We’re looking for an Applied AI Engineer who combines strong ML fundamentals with the discipline of improving production AI systems through metrics, evaluation, and iteration.
This role is hands-on, product-focused, and collaborative with the AI platform lead. The role in a nutshell You’ll work on improving production AI systems through evaluation, experimentation, and system design.
A large part of the role involves: * diagnosing failures in agent workflows * designing evaluation metrics and KPIs * improving system prompts and agent behavior * running structured experiments and measuring impact
You won’t be working in isolation on research projects — you’ll be improving systems that real users depend on.
Rough responsibility breakdown: * AI evaluation and KPI design — ~30% * Prompt and agent system design — ~30% * ML systems (recommendation, optimization, etc.) — ~30% * Engineering integration — ~10%
What you’ll work on:AI evaluation and system quality * Design evaluation strategies for LLM and agent workflows * Create metrics and KPIs for AI system performance * Build and maintain evaluation datasets * Debug production AI failures systematically * Compare system behavior against baselines
This is a core responsibility of the role. Multi-agent AI systems * Improve agent orchestration and workflows * Diagnose failures across agent pipelines * Refine system prompts and agent interactions * Improve reliability, latency, and response quality
ML and AI systems You’ll contribute to areas such as: * Recommendation systems (ranking and personalization) * Itinerary optimization and constraint-based planning * LLM-based reasoning systems * Optional: computer vision pipelines
Depth in one of these areas is more important than superficial experience in all of them. Engineering collaboration We use: * Golang (primary production language) * Python when necessary for ML workflows * Postgres, Redis, and internal services
You don’t need to be a Go expert on day one, but you should be comfortable reading and modifying production code.
Backend engineers handle infrastructure-heavy service development — your focus is AI system behavior and correctness. What we’re looking forMust-haves Strong AI/ML fundamentals You understand the theory behind what you build and can choose appropriate methods for a problem.

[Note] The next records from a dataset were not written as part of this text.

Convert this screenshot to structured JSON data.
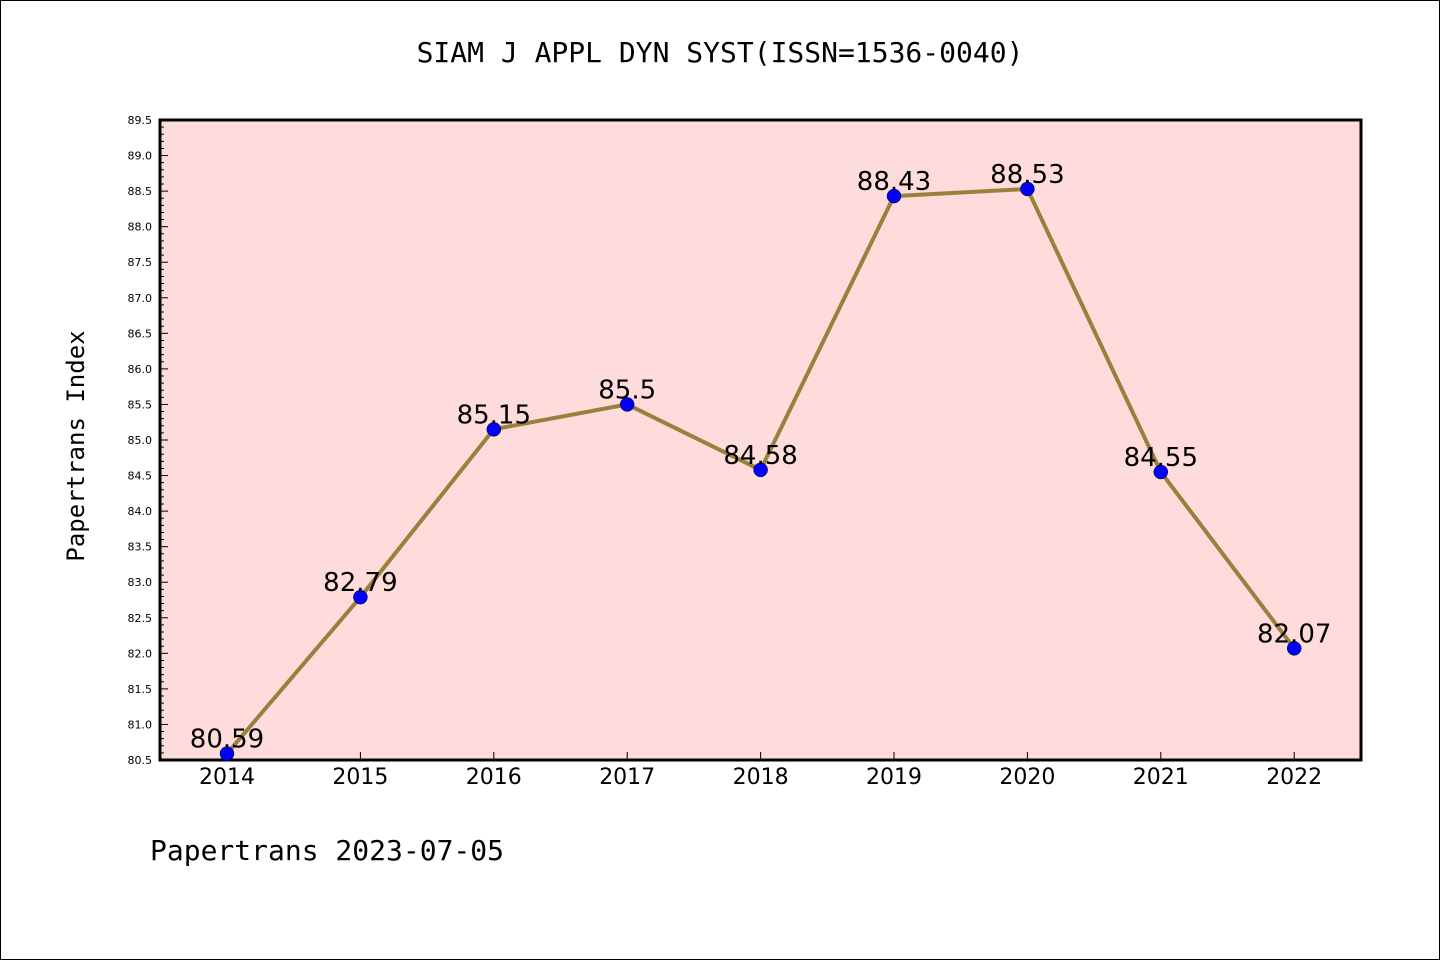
{
  "page": {
    "title": "SIAM J APPL DYN SYST(ISSN=1536-0040)",
    "footer": "Papertrans 2023-07-05"
  },
  "colors": {
    "plot_background": "#fddcdb",
    "line": "#9b7f3d",
    "marker": "#0000ff",
    "axis": "#000000"
  },
  "chart_data": {
    "type": "line",
    "title": "SIAM J APPL DYN SYST(ISSN=1536-0040)",
    "xlabel": "",
    "ylabel": "Papertrans Index",
    "categories": [
      "2014",
      "2015",
      "2016",
      "2017",
      "2018",
      "2019",
      "2020",
      "2021",
      "2022"
    ],
    "series": [
      {
        "values": [
          80.59,
          82.79,
          85.15,
          85.5,
          84.58,
          88.43,
          88.53,
          84.55,
          82.07
        ],
        "data_labels": [
          "80.59",
          "82.79",
          "85.15",
          "85.5",
          "84.58",
          "88.43",
          "88.53",
          "84.55",
          "82.07"
        ]
      }
    ],
    "ylim": [
      80.5,
      89.5
    ],
    "yticks": [
      "80.5",
      "81.0",
      "81.5",
      "82.0",
      "82.5",
      "83.0",
      "83.5",
      "84.0",
      "84.5",
      "85.0",
      "85.5",
      "86.0",
      "86.5",
      "87.0",
      "87.5",
      "88.0",
      "88.5",
      "89.0",
      "89.5"
    ],
    "grid": false,
    "legend": "none",
    "markers": "filled circles"
  }
}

Examples: * evaluation metrics (precision/recall/F1/etc.) * ranking and recommendation concepts * embeddings and similarity * experimentation methodology
Not required: * academic publications * advanced theoretical math * large-scale model training experience
Evaluation-driven mindset You: * think in metrics and baselines * design experiments instead of guessing * measure system improvements quantitatively * debug failures methodically
This is the most important signal for the role.

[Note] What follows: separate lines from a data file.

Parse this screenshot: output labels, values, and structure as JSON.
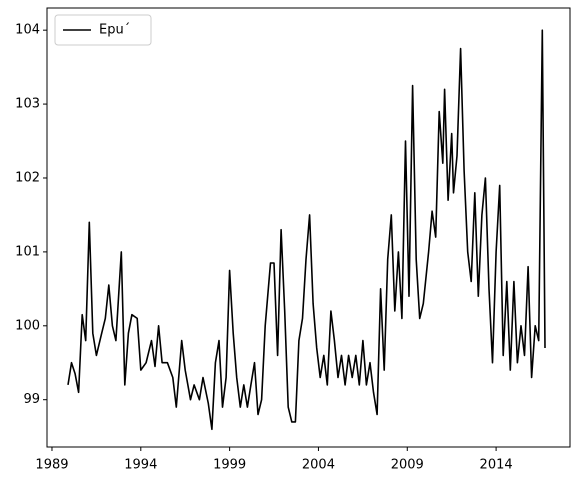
{
  "chart_data": {
    "type": "line",
    "series": [
      {
        "name": "Epu´",
        "color": "#000000",
        "x": [
          1989.9,
          1990.1,
          1990.3,
          1990.5,
          1990.7,
          1990.9,
          1991.1,
          1991.3,
          1991.5,
          1991.8,
          1992.0,
          1992.2,
          1992.4,
          1992.6,
          1992.9,
          1993.1,
          1993.3,
          1993.5,
          1993.8,
          1994.0,
          1994.3,
          1994.6,
          1994.8,
          1995.0,
          1995.2,
          1995.5,
          1995.8,
          1996.0,
          1996.3,
          1996.5,
          1996.8,
          1997.0,
          1997.3,
          1997.5,
          1997.8,
          1998.0,
          1998.2,
          1998.4,
          1998.6,
          1998.8,
          1999.0,
          1999.2,
          1999.4,
          1999.6,
          1999.8,
          2000.0,
          2000.2,
          2000.4,
          2000.6,
          2000.8,
          2001.0,
          2001.3,
          2001.5,
          2001.7,
          2001.9,
          2002.1,
          2002.3,
          2002.5,
          2002.7,
          2002.9,
          2003.1,
          2003.3,
          2003.5,
          2003.7,
          2003.9,
          2004.1,
          2004.3,
          2004.5,
          2004.7,
          2004.9,
          2005.1,
          2005.3,
          2005.5,
          2005.7,
          2005.9,
          2006.1,
          2006.3,
          2006.5,
          2006.7,
          2006.9,
          2007.1,
          2007.3,
          2007.5,
          2007.7,
          2007.9,
          2008.1,
          2008.3,
          2008.5,
          2008.7,
          2008.9,
          2009.1,
          2009.3,
          2009.5,
          2009.7,
          2009.9,
          2010.2,
          2010.4,
          2010.6,
          2010.8,
          2011.0,
          2011.1,
          2011.3,
          2011.5,
          2011.6,
          2011.8,
          2012.0,
          2012.2,
          2012.4,
          2012.6,
          2012.8,
          2013.0,
          2013.2,
          2013.4,
          2013.6,
          2013.8,
          2014.0,
          2014.2,
          2014.4,
          2014.6,
          2014.8,
          2015.0,
          2015.2,
          2015.4,
          2015.6,
          2015.8,
          2016.0,
          2016.2,
          2016.4,
          2016.6,
          2016.75
        ],
        "values": [
          99.2,
          99.5,
          99.35,
          99.1,
          100.15,
          99.8,
          101.4,
          99.9,
          99.6,
          99.9,
          100.1,
          100.55,
          100.0,
          99.8,
          101.0,
          99.2,
          99.9,
          100.15,
          100.1,
          99.4,
          99.5,
          99.8,
          99.45,
          100.0,
          99.5,
          99.5,
          99.3,
          98.9,
          99.8,
          99.4,
          99.0,
          99.2,
          99.0,
          99.3,
          98.95,
          98.6,
          99.5,
          99.8,
          98.9,
          99.3,
          100.75,
          99.9,
          99.3,
          98.9,
          99.2,
          98.9,
          99.2,
          99.5,
          98.8,
          99.0,
          100.0,
          100.85,
          100.85,
          99.6,
          101.3,
          100.2,
          98.9,
          98.7,
          98.7,
          99.8,
          100.1,
          100.9,
          101.5,
          100.3,
          99.7,
          99.3,
          99.6,
          99.2,
          100.2,
          99.8,
          99.3,
          99.6,
          99.2,
          99.6,
          99.3,
          99.6,
          99.2,
          99.8,
          99.2,
          99.5,
          99.1,
          98.8,
          100.5,
          99.4,
          100.9,
          101.5,
          100.2,
          101.0,
          100.1,
          102.5,
          100.4,
          103.25,
          100.9,
          100.1,
          100.3,
          101.0,
          101.55,
          101.2,
          102.9,
          102.2,
          103.2,
          101.7,
          102.6,
          101.8,
          102.3,
          103.75,
          102.1,
          101.0,
          100.6,
          101.8,
          100.4,
          101.5,
          102.0,
          100.5,
          99.5,
          101.0,
          101.9,
          99.6,
          100.6,
          99.4,
          100.6,
          99.5,
          100.0,
          99.6,
          100.8,
          99.3,
          100.0,
          99.8,
          104.0,
          99.7
        ]
      }
    ],
    "xlim": [
      1988.72,
      2018.16
    ],
    "xticks": [
      1989,
      1994,
      1999,
      2004,
      2009,
      2014
    ],
    "ylim": [
      98.36,
      104.3
    ],
    "yticks": [
      99,
      100,
      101,
      102,
      103,
      104
    ],
    "legend": "upper left"
  }
}
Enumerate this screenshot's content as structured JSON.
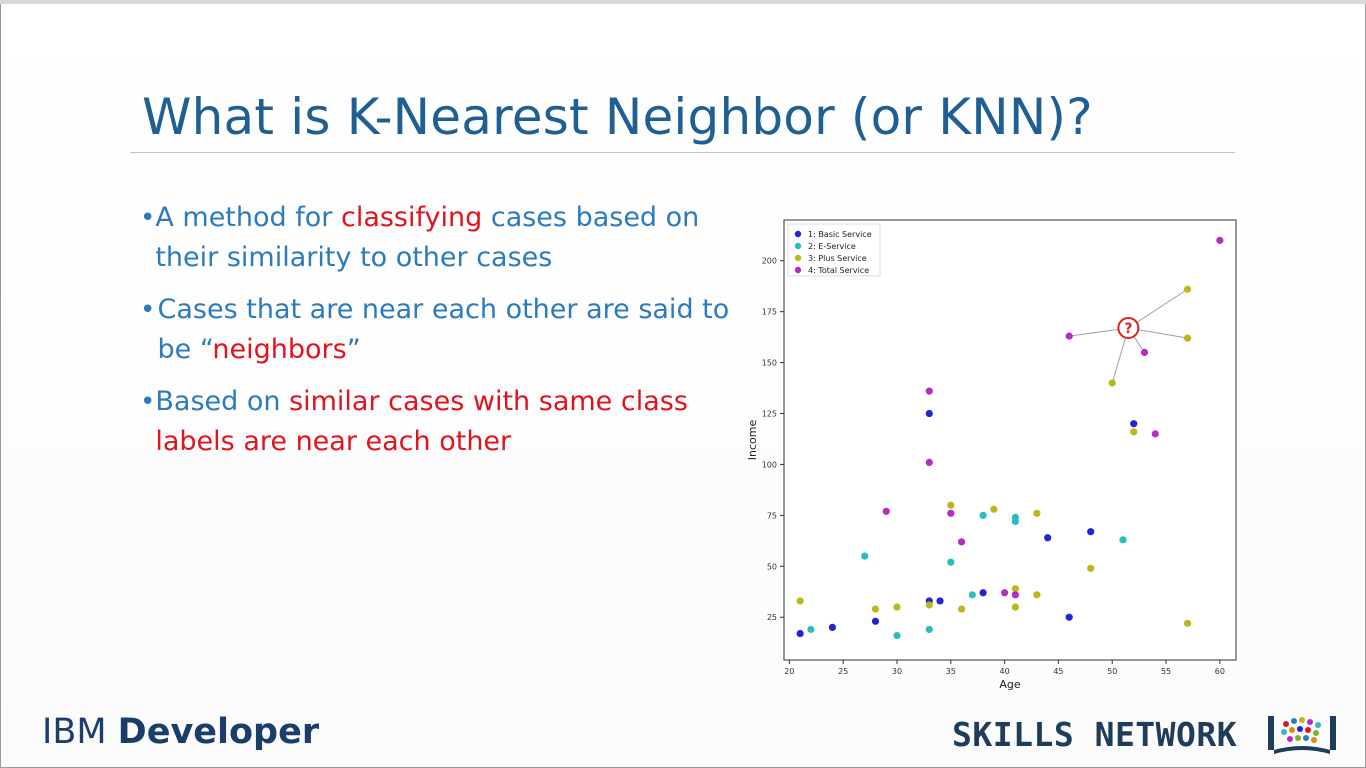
{
  "slide": {
    "title": "What is K-Nearest Neighbor (or KNN)?",
    "bullets": [
      {
        "parts": [
          {
            "text": "A method for ",
            "highlight": false
          },
          {
            "text": "classifying",
            "highlight": true
          },
          {
            "text": " cases based on their similarity to other cases",
            "highlight": false
          }
        ]
      },
      {
        "parts": [
          {
            "text": "Cases that are near each other are said to be “",
            "highlight": false
          },
          {
            "text": "neighbors",
            "highlight": true
          },
          {
            "text": "”",
            "highlight": false
          }
        ]
      },
      {
        "parts": [
          {
            "text": "Based on ",
            "highlight": false
          },
          {
            "text": "similar cases with same class labels are near each other",
            "highlight": true
          }
        ]
      }
    ]
  },
  "footer": {
    "brand_prefix": "IBM ",
    "brand_name": "Developer",
    "network_label": "SKILLS NETWORK"
  },
  "colors": {
    "title": "#1f5f94",
    "text": "#2b7bbd",
    "highlight": "#e0141e"
  },
  "chart_data": {
    "type": "scatter",
    "xlabel": "Age",
    "ylabel": "Income",
    "xlim": [
      19.5,
      61.5
    ],
    "ylim": [
      4,
      220
    ],
    "xticks": [
      20,
      25,
      30,
      35,
      40,
      45,
      50,
      55,
      60
    ],
    "yticks": [
      25,
      50,
      75,
      100,
      125,
      150,
      175,
      200
    ],
    "legend_position": "top-left",
    "series": [
      {
        "name": "1: Basic Service",
        "color": "#2424d0",
        "points": [
          [
            21,
            17
          ],
          [
            24,
            20
          ],
          [
            28,
            23
          ],
          [
            33,
            125
          ],
          [
            33,
            33
          ],
          [
            34,
            33
          ],
          [
            38,
            37
          ],
          [
            44,
            64
          ],
          [
            46,
            25
          ],
          [
            48,
            67
          ],
          [
            52,
            120
          ]
        ]
      },
      {
        "name": "2: E-Service",
        "color": "#2bbdbd",
        "points": [
          [
            22,
            19
          ],
          [
            27,
            55
          ],
          [
            30,
            16
          ],
          [
            33,
            19
          ],
          [
            35,
            52
          ],
          [
            37,
            36
          ],
          [
            38,
            75
          ],
          [
            41,
            74
          ],
          [
            41,
            72
          ],
          [
            51,
            63
          ]
        ]
      },
      {
        "name": "3: Plus Service",
        "color": "#b9b918",
        "points": [
          [
            21,
            33
          ],
          [
            28,
            29
          ],
          [
            30,
            30
          ],
          [
            33,
            31
          ],
          [
            35,
            80
          ],
          [
            36,
            29
          ],
          [
            39,
            78
          ],
          [
            41,
            39
          ],
          [
            41,
            30
          ],
          [
            43,
            76
          ],
          [
            43,
            36
          ],
          [
            48,
            49
          ],
          [
            50,
            140
          ],
          [
            52,
            116
          ],
          [
            57,
            186
          ],
          [
            57,
            162
          ],
          [
            57,
            22
          ]
        ]
      },
      {
        "name": "4: Total Service",
        "color": "#b52cc0",
        "points": [
          [
            29,
            77
          ],
          [
            33,
            136
          ],
          [
            33,
            101
          ],
          [
            35,
            76
          ],
          [
            36,
            62
          ],
          [
            40,
            37
          ],
          [
            41,
            36
          ],
          [
            46,
            163
          ],
          [
            53,
            155
          ],
          [
            54,
            115
          ],
          [
            60,
            210
          ]
        ]
      }
    ],
    "query_point": {
      "label": "?",
      "x": 51.5,
      "y": 167
    },
    "query_links": [
      [
        46,
        163
      ],
      [
        57,
        186
      ],
      [
        57,
        162
      ],
      [
        53,
        155
      ],
      [
        50,
        140
      ]
    ]
  }
}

Experience with LLM systems You’ve worked with: * prompt design * agent workflows * evaluation of LLM outputs * production LLM integrations
Ability to ship production systems You can: * turn ideas into working systems * iterate based on results * balance exploration with delivery
Programming ability You’re comfortable writing production code in at least one language (Python, Go, or similar) and learning others when needed. Strong signals (nice to have) * Experience improving an AI system after deployment * Recommendation systems or ranking experience * Optimization or constraint-based systems * Computer vision experience * Experience building evaluation frameworks * Golang experience * Startup or small-team engineering experience
This role may not be a fit if * You are looking for a research focused role without production deployment * You rely heavily on frameworks without understanding fundamentals * You’re uncomfortable working with partially-defined problems * You prefer narrow specialization over product ownership
When you apply for the role, please answer the following questions: * How much commercial experience do you have with AI/ML? * How much commercial experience do you have with LLM systems? * Do you have commercial experience with multi-agent AI systems? * Are you comfortable writing production code in at least one language (Python, Go, or similar)? * What is your current level of proficiency in English? * Please share your monthly salary expectations (gross amount in USD). * Can you start asap?